Gesundheits- und Bewegungsförderung im öffentlichen Raum Am Beispiel der Zwickauer Innenstadt

Inwieweit können niederschwellige Bewegungsangebote im öffentlichen Raum die Bereitschaft für körperliche Aktivität erhöhen?

In den letzten Jahren ist eine stetige Zunahme von körperlicher Inaktivität zu verzeichnen. Diesem Umstand ist ein Anstieg chronischer Krankheiten geschuldet. Nicht zuletzt durch die sich ändernden Lebensbedingungen hat ebenso das Bewegungsverhalten Einfluss auf die Sterblichkeit.  Ein entscheidender Faktor dabei ist die gebaute Umwelt, die das Bewegungshalten maßgeblich beeinflusst.

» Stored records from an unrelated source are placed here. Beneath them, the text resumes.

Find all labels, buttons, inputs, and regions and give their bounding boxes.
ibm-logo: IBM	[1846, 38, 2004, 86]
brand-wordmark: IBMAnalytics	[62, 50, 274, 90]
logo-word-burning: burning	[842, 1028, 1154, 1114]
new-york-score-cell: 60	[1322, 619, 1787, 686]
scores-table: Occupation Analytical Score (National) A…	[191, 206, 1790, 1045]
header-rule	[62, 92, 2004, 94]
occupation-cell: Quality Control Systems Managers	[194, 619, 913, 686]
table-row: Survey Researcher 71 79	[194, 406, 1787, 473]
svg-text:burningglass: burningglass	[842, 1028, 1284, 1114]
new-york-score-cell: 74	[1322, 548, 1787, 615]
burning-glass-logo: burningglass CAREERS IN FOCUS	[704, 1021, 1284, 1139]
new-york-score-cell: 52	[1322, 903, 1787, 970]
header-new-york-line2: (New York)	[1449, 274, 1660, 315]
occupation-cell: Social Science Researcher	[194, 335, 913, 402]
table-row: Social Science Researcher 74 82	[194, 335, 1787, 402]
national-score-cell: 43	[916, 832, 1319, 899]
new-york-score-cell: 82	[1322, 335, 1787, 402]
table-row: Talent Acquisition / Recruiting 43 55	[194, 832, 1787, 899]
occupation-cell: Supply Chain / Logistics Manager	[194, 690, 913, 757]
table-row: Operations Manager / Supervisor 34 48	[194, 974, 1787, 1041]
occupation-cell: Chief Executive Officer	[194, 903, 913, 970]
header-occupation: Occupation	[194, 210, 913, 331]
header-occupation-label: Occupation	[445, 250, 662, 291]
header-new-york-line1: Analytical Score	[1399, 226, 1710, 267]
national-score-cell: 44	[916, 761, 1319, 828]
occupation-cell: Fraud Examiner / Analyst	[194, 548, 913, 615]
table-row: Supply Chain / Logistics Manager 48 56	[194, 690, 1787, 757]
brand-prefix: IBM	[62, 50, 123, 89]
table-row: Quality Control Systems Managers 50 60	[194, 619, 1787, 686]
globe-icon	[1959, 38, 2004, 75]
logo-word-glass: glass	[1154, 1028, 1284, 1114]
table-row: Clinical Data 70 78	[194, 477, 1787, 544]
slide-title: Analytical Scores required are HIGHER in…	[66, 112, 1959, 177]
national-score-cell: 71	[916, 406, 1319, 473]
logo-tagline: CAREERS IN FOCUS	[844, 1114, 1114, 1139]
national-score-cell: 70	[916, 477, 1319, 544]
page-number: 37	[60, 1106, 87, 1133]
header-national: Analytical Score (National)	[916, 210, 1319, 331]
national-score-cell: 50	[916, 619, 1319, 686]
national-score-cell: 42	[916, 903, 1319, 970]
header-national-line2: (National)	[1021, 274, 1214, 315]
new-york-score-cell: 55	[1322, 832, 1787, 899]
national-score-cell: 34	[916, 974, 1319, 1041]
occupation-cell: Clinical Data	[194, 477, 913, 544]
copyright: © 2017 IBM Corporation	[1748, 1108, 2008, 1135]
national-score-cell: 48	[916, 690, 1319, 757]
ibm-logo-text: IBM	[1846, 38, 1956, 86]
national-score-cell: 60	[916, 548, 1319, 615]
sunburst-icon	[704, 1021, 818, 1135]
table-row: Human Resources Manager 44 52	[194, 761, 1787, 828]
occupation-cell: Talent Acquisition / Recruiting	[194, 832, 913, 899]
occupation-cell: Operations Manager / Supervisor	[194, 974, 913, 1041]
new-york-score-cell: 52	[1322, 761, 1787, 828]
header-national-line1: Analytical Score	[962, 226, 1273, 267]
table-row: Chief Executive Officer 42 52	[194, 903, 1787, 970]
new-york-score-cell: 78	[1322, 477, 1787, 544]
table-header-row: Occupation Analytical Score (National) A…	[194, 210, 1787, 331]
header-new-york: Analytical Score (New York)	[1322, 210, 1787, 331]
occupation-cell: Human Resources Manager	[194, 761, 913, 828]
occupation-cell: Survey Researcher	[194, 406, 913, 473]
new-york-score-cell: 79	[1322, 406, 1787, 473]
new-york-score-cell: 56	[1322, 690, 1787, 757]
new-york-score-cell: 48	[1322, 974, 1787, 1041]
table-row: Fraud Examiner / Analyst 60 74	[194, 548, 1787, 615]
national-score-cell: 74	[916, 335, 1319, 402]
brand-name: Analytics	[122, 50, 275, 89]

Anhand einer passgenauen Analyse soll die Transformation öffentlicher Räume hin zu Bewegungsräumen gelingen. Die Erschließung städtebaulicher Rahmenbedingungen richtet sich an bewegungsaktivierenden Elementen, die der Gesundheitsförderung dienen aus. Eine gezielte Ergänzung von Bewegungsangeboten basierend auf vielfältigen Modulen soll die Stadt Zwickau „in Bewegung setzen“.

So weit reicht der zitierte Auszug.